第7話 本望

夫の本望は一体何なのだろう?

 志半ばにしてこの世を去らざるを得なかった程の、本望とは。

 そして夫の無念とは。

 そういう類の物があるとして、もしもこの世に生きる者が、その無念を代わりに晴らしてあげる事が出来る物ならば、何とかして晴らしてあげたい。

 いや、晴らしたい。

 自分自身がどうしても晴らしたい。

 彼女は、法的手段を駆使する事を決心した。

 お金も、時間も、心労もかかる。

 しかし、幼子を二人抱えた彼女は、固い決意を持って弁護士事務所の扉を叩いたのだった。

 幼子は日々成長して、たくさんの事を吸収していた。そして屈託のない天使の様な笑顔を、母親に惜しみなく見せてくれる。

 それがどれだけ、彼女の心の励みになった事か。

 唯一心休まるひとときだ。

 子供達に安定した生活環境を与えるためにも、この出来事が起こる少し前に父親が移り住んでいたマンションの一室に、彼女は身を寄せた。

  子供達の祖父は、言わずと知れた無類の子供好きである。

「孫にまごまごしています。」などとおどけたりしながら、父親不在の家庭に対して子供達が違和感を持つ事なく育って欲しいという願いの下、娘の子育てを助けて、生涯を共に暮らす事になるのである。

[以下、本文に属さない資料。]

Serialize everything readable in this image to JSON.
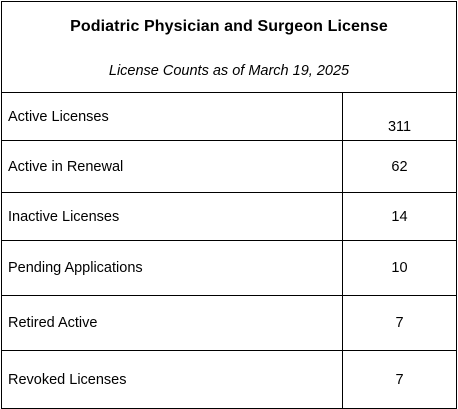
{
  "header": {
    "title": "Podiatric Physician and Surgeon License",
    "subtitle": "License Counts as of March 19, 2025"
  },
  "rows": [
    {
      "label": "Active Licenses",
      "value": "311"
    },
    {
      "label": "Active in Renewal",
      "value": "62"
    },
    {
      "label": "Inactive Licenses",
      "value": "14"
    },
    {
      "label": "Pending Applications",
      "value": "10"
    },
    {
      "label": "Retired Active",
      "value": "7"
    },
    {
      "label": "Revoked Licenses",
      "value": "7"
    }
  ]
}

 子供達に手がかかる内は、子育てに専念した彼女だったが、将来を見据えて、資格取得のための努力を怠る人ではなかった。

 高齢者福祉関係の職を得ると、子育てとのバランスを取りながら、実際に介護施設での勤務を開始した。

「楽しいおじいちゃんがいてね。私が行くと色々心配してくれて世話を焼いてくれるのよ。」

 そう言って報告してくれる彼女は満面の笑みでとても嬉しそうである。

 お年寄りは可愛くて優しいから好きだと言って、激務であろうはずなのに、楽しみながらお勤めをしていた。

 ある時は、施設の食堂のコックさんから思いを寄せられて、余った食材だと言っては彼女のロッカーに貢ぎ物を忍ばせられる事もあった。

 ところが一向に気のない彼女は、脈がない事を伝えるために、「中学生になる息子の好みの食材ではないので。」と、丁重にお断りしていた。

 高齢者介護のお仕事は、責任が重くて、肉体労働で身体がきつく、容易に務め続けられる物ではないという事を、彼女の話を聞く中でひしひしと感じたものだった。

 入浴介助の様子などは、聞いているだけでも立ちくらみがして座り込んでしまう様な錯覚に陥る。

 介助者はTシャツに短パンのいでたちで、中腰の姿勢のまま高齢者の身体を洗い、事故のないように細心の注意を払って入浴を終えてもらうのだが、次から次へと利用者さんが運ばれて来るので、流れ作業で延々とこなさなければならない。

 温度、湿度共に高い状態の浴室で、汗だくになりながらの入浴介助は、様々な職務の中でも特に心身共に消耗する内容だという事だった。

 頭が下がる思いでこの様な彼女の話に耳を傾けたのは、件の出来事が起こってから、ゆうに十年近い年月が経ってからであった。

 彼女は立派に、夫が生前に心血を注いだ功績を世に問い、夫の生きた証をしっかりと認めさせるという一大事業をやってのけたのだ。

 その進捗状況や結果報告の連絡などは、私は一切望まなかったので、十年近い年月分、二人の間にはポッカリと穴が空いてしまっていた。

 それでも再び、どちらからともなく連絡を取り始めて再会を果たすと、自然に前の様な関係に戻り、無邪気に日常の出来事の報告を交わせる間柄を取り戻していたのだった。

 山中湖の小さな朽ちたボートが、二十年の時を経て再び、私達を乗せて静かに湖を漂い始めたかの様に。